Even though basic self-serve breakfast foods won’t have a direct effect on your bookings, and it will cost you $, I think it does translate into happier guests. On a human level, it allows people to start the day off with less stress and one less item on the “to-do” list. For travelers in a new city I think that’s important and shouldn’t be understated.

From a business standpoint: happier guests = higher ratings = more/higher priced bookings.
AND happier guests = their continued use of AIrBnB & their word-of-mouth to family/friends to use AirBnB

1 Like

I’m with you on this one, G-host! Our offerings are basically identical :blush:! Just a few staples that will keep well, don’t cost the earth, can be bought in bulk and that guests can easily help themselves to. I’ve read stories on here were some hosts have been wiped out - but I have to admit it hasn’t really happened to me very often and normally only around 1 in 4 choose to partake in more than a bit of granola… (at least that’s what it seems like!). I guess personally, I just feel better knowing at there’s something on offer, just in case!

You could distribute a small survey/questionnaire. I do.

Hi @Carmen,

How do you seal them? Do you use a machine?

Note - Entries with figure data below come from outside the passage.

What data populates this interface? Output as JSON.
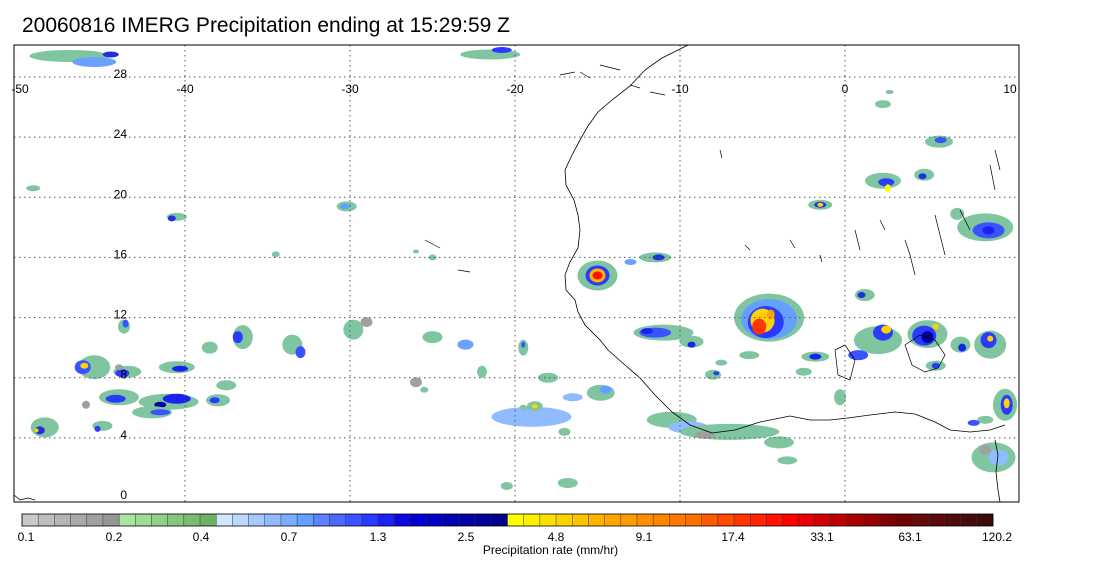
{
  "title": "20060816 IMERG Precipitation ending at 15:29:59 Z",
  "map": {
    "lon_range": [
      -50,
      10
    ],
    "lat_range": [
      -1,
      30
    ],
    "lon_ticks": [
      "-50",
      "-40",
      "-30",
      "-20",
      "-10",
      "0",
      "10"
    ],
    "lat_ticks": [
      "28",
      "24",
      "20",
      "16",
      "12",
      "8",
      "4",
      "0"
    ]
  },
  "colorbar": {
    "label": "Precipitation rate (mm/hr)",
    "tick_labels": [
      "0.1",
      "0.2",
      "0.4",
      "0.7",
      "1.3",
      "2.5",
      "4.8",
      "9.1",
      "17.4",
      "33.1",
      "63.1",
      "120.2"
    ],
    "groups": [
      {
        "count": 6,
        "colors": [
          "#c8c8c8",
          "#bebebe",
          "#b4b4b4",
          "#aaaaaa",
          "#a0a0a0",
          "#969696"
        ]
      },
      {
        "count": 6,
        "colors": [
          "#a8e6a0",
          "#9cdc94",
          "#90d288",
          "#84c87c",
          "#78be70",
          "#6cb464"
        ]
      },
      {
        "count": 6,
        "colors": [
          "#d2e6ff",
          "#bcd8ff",
          "#a6caff",
          "#90bcff",
          "#7aaeff",
          "#64a0ff"
        ]
      },
      {
        "count": 6,
        "colors": [
          "#5a82ff",
          "#4a6aff",
          "#3a52ff",
          "#2a3aff",
          "#1a22f0",
          "#0a0ae0"
        ]
      },
      {
        "count": 6,
        "colors": [
          "#0000d2",
          "#0000c4",
          "#0000b6",
          "#0000a8",
          "#00009a",
          "#00008c"
        ]
      },
      {
        "count": 6,
        "colors": [
          "#ffff00",
          "#fff000",
          "#ffe100",
          "#ffd200",
          "#ffc300",
          "#ffb400"
        ]
      },
      {
        "count": 6,
        "colors": [
          "#ffa500",
          "#ff9a00",
          "#ff8f00",
          "#ff8400",
          "#ff7900",
          "#ff6e00"
        ]
      },
      {
        "count": 6,
        "colors": [
          "#ff5a00",
          "#ff4800",
          "#ff3600",
          "#ff2400",
          "#ff1200",
          "#ff0000"
        ]
      },
      {
        "count": 6,
        "colors": [
          "#e60000",
          "#d20000",
          "#be0000",
          "#aa0000",
          "#960000",
          "#820000"
        ]
      },
      {
        "count": 6,
        "colors": [
          "#6e0000",
          "#640a0a",
          "#5a0a0a",
          "#500a0a",
          "#460a0a",
          "#3c0a0a"
        ]
      }
    ]
  },
  "precip_cells": [
    {
      "lon": -46.5,
      "lat": 29.0,
      "rx": 0.0,
      "ry": 0.0,
      "level": "green"
    },
    {
      "lon": -45.0,
      "lat": 28.8,
      "level": "blue"
    },
    {
      "lon": -46.0,
      "lat": 8.5,
      "level": "red"
    },
    {
      "lon": -44.0,
      "lat": 7.5,
      "level": "blue"
    },
    {
      "lon": -42.0,
      "lat": 7.0,
      "level": "blue"
    },
    {
      "lon": -44.5,
      "lat": 5.0,
      "level": "blue"
    },
    {
      "lon": -21.0,
      "lat": 29.5,
      "level": "red"
    },
    {
      "lon": -15.0,
      "lat": 14.6,
      "level": "red"
    },
    {
      "lon": -4.8,
      "lat": 11.5,
      "level": "red"
    },
    {
      "lon": -6.5,
      "lat": 11.0,
      "level": "blue"
    },
    {
      "lon": -4.0,
      "lat": 12.2,
      "level": "blue"
    },
    {
      "lon": 2.6,
      "lat": 20.5,
      "level": "red"
    },
    {
      "lon": -1.5,
      "lat": 19.3,
      "level": "red"
    },
    {
      "lon": 8.5,
      "lat": 17.6,
      "level": "blue"
    },
    {
      "lon": 5.0,
      "lat": 10.5,
      "level": "red"
    },
    {
      "lon": 2.5,
      "lat": 10.8,
      "level": "red"
    },
    {
      "lon": 8.7,
      "lat": 10.0,
      "level": "blue"
    },
    {
      "lon": 9.7,
      "lat": 6.0,
      "level": "red"
    },
    {
      "lon": -18.8,
      "lat": 5.9,
      "level": "red"
    },
    {
      "lon": -17.5,
      "lat": 5.0,
      "level": "blue"
    }
  ]
}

I offer a continental breakfast in the kitchen from 7:30 to 10 am. I do this as I ‘do not allow’ access to any food preparation in my kitchen. I present a welcoming presentation of fruit, warm pastry, a protein (hard cooked egg or yogurt), juice and coffee or tea using cloth placemats and napkins setting each guest a spot at the table. It’s takes me about 15 minutes to do all this as I’ve been doing it for two years.

The guests rave about it in reviews and even take photos for Instagram. It costs me very little as I buy my bagels and croissants at Costco, ($5.99 a dozen. Heat them us and they are delicious). I charge a few extra bucks for the rooms but people are saving a ton buy not having to purchase one more meal and I’m booked an average of 29 days a month, April through Oct. (I have three guest rooms in my home). I totally believe it pays off if done with a touch of love and class…

BTW, I often leave for the day by 7:30 and the guests clean up their dishes and turn off the kettle. I also take Sunday and Monday off but put out a biscotti with coffee on those days…

Love your reasoning, I’d stay with you :-))!